Luman adds it's that kind of element which can make things "get a bit frightening."

"Humans are a lot more scarier than paranormals," Marston told PopCulture.com.

"But you do get situations — we get pushed and or you know, what people may think is an attack," Wilson added. "But honestly, a lot of the actions we take as living people is taken out of context [and] can be seen as aggressive, when it's really not."

With the show greenlighted for 20 episodes this season, the cast goes on to share that of all the investigations they've been on so far, the location that has stood out the most over the course of their time together was Madison Seminary.

"It was kind of an awesome experience to come together as a team and all do our homework, and try to find out what those symbols actually meant and represented," Luman said. "Were they calling for spirits? Were they locking spirits in the building? So when you're starting to deal with things such as where humans are possibly trying to take control of the supernatural world, that can be a bit frightening and you don't want to mess with that."
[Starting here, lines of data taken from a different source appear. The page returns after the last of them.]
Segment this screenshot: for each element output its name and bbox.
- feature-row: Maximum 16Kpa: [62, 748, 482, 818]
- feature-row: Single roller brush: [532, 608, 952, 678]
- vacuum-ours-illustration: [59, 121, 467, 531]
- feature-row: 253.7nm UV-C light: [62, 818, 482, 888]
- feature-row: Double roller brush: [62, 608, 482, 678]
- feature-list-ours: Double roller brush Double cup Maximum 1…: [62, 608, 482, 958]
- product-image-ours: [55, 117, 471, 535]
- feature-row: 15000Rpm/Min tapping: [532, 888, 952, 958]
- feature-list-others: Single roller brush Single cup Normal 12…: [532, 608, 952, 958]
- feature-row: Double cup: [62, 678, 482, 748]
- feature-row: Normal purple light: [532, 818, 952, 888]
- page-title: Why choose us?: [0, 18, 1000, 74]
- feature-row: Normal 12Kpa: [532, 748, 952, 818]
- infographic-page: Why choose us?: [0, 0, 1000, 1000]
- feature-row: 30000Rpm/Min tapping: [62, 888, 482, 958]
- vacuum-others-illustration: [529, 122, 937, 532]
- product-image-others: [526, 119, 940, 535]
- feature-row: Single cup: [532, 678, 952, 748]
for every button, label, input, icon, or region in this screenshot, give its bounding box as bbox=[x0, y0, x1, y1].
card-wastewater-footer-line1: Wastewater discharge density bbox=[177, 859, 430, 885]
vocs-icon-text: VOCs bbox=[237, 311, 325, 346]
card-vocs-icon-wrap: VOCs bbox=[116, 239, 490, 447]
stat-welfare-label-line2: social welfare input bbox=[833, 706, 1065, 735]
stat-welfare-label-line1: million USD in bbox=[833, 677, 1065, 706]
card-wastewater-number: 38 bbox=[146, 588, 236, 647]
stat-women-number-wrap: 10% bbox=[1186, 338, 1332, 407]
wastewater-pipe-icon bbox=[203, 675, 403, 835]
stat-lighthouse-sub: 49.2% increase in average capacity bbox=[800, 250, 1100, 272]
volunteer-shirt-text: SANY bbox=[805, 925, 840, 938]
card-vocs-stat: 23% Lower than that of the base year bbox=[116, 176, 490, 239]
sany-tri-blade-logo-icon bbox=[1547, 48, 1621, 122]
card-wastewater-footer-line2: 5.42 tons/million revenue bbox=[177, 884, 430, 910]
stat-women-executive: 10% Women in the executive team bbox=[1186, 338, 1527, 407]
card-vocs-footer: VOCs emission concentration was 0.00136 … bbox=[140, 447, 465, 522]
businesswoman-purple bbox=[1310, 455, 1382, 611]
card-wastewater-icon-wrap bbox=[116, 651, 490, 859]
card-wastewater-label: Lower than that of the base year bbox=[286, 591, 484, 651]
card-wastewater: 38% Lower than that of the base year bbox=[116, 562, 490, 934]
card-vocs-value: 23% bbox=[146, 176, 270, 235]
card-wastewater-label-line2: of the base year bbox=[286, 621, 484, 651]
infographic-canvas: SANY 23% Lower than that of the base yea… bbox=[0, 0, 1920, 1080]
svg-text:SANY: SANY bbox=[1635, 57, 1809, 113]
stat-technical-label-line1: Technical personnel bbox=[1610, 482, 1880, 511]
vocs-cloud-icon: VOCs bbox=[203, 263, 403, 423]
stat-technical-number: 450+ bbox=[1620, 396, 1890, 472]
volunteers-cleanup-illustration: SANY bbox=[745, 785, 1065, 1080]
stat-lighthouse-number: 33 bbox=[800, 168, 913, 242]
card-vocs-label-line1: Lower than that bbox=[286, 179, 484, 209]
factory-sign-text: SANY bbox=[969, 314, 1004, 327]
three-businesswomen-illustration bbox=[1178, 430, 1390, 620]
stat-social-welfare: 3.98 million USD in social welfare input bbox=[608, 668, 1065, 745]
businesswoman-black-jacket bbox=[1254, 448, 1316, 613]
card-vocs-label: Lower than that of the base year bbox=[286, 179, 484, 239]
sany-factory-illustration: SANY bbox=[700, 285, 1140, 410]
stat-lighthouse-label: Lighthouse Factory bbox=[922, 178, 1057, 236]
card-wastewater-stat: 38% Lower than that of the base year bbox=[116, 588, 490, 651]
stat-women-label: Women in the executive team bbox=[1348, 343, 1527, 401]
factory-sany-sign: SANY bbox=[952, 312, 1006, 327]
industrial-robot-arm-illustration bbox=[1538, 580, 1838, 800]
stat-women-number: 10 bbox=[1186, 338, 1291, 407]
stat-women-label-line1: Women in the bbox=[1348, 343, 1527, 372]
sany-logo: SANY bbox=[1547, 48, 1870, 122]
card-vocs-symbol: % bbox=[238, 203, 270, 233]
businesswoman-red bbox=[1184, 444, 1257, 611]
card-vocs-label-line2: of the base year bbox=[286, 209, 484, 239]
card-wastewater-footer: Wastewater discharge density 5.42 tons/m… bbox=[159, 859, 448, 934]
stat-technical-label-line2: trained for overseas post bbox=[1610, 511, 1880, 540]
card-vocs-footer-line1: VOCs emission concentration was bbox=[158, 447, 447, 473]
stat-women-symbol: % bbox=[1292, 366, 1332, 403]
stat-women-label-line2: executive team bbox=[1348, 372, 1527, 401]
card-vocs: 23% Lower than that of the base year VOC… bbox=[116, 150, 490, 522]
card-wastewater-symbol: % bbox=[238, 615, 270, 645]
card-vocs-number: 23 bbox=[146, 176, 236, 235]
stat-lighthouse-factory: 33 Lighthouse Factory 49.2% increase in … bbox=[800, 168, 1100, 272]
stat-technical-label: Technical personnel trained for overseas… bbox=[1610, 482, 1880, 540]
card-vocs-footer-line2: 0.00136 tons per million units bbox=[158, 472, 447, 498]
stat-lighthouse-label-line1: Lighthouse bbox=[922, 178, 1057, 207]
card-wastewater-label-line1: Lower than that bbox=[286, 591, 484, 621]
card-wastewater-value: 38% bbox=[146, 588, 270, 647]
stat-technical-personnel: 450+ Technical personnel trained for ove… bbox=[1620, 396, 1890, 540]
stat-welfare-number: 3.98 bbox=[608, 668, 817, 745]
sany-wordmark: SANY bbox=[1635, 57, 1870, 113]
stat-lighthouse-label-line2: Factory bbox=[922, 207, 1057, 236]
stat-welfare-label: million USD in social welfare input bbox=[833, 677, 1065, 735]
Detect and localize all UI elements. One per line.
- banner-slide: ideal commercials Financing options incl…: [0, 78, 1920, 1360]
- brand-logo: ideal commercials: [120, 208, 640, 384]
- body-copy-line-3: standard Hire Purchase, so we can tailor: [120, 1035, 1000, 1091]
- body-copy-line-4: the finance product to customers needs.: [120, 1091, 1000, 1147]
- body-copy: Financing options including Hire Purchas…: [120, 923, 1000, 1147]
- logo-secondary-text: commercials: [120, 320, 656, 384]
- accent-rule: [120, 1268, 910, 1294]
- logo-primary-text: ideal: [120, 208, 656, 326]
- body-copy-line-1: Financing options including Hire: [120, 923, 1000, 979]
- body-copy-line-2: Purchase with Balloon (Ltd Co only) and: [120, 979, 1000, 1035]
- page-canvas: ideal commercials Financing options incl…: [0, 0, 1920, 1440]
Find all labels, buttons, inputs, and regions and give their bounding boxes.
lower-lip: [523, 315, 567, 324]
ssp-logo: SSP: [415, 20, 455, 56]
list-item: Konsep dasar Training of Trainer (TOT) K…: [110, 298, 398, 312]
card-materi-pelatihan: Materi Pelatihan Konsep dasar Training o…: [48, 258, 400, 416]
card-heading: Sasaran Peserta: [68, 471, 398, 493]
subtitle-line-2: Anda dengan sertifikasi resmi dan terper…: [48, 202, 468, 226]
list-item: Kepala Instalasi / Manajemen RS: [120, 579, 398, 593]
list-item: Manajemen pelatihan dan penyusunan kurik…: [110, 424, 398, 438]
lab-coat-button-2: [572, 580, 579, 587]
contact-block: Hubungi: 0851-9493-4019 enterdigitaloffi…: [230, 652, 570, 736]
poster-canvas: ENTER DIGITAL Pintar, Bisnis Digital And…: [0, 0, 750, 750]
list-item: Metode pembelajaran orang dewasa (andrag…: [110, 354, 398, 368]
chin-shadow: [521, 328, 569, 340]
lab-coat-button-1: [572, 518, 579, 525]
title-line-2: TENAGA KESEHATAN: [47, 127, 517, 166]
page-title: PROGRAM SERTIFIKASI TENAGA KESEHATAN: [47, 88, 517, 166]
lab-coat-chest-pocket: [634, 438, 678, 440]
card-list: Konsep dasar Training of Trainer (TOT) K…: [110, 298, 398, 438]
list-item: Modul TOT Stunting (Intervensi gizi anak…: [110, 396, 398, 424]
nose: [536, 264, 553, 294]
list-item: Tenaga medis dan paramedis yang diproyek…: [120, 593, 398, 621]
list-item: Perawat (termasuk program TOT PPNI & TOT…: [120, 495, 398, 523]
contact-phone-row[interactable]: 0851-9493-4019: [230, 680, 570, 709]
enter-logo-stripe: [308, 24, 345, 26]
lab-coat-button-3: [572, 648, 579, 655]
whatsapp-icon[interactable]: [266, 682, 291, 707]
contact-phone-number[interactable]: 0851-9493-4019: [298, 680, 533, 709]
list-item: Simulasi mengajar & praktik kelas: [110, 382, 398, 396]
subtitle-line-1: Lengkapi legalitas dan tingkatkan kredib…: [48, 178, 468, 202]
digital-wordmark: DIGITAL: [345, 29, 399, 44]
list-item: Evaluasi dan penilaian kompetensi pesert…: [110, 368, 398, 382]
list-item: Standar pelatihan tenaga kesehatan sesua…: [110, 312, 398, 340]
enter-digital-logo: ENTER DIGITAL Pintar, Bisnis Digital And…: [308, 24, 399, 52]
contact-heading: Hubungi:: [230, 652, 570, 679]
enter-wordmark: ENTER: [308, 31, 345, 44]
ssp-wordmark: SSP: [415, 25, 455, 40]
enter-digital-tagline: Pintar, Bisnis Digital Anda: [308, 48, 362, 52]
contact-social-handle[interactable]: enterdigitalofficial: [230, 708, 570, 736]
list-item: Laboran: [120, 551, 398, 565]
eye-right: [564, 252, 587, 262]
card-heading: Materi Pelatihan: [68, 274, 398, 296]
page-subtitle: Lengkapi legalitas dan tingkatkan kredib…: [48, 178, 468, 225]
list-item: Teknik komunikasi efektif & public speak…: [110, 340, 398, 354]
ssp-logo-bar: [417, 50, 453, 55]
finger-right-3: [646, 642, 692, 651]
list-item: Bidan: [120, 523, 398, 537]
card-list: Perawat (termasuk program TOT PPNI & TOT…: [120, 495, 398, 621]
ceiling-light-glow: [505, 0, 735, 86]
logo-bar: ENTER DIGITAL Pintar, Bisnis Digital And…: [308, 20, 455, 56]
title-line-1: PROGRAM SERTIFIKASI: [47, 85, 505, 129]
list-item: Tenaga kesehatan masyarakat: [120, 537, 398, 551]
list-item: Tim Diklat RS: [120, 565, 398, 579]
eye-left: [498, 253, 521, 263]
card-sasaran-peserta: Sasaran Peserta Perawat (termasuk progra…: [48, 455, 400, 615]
She reiterates how fun and "awesome" it is for the team to come together on every investigation, especially with each member's diverse set of skills and gifts to solve a mystery.

"Every investigation done so far, has been very exciting," Marston added. "The most excitement that we get out of it is the image we capture. None of it's scary, none of it's terrifying. It's the evidence we capture in the moment with one investigation, like we just did an investigation a week or two ago where we caught some really cool evidence and it's mind-blowing. But not scary to us."


Ghost Hunters airs Wednesdays at 9 p.m. ET on A&E.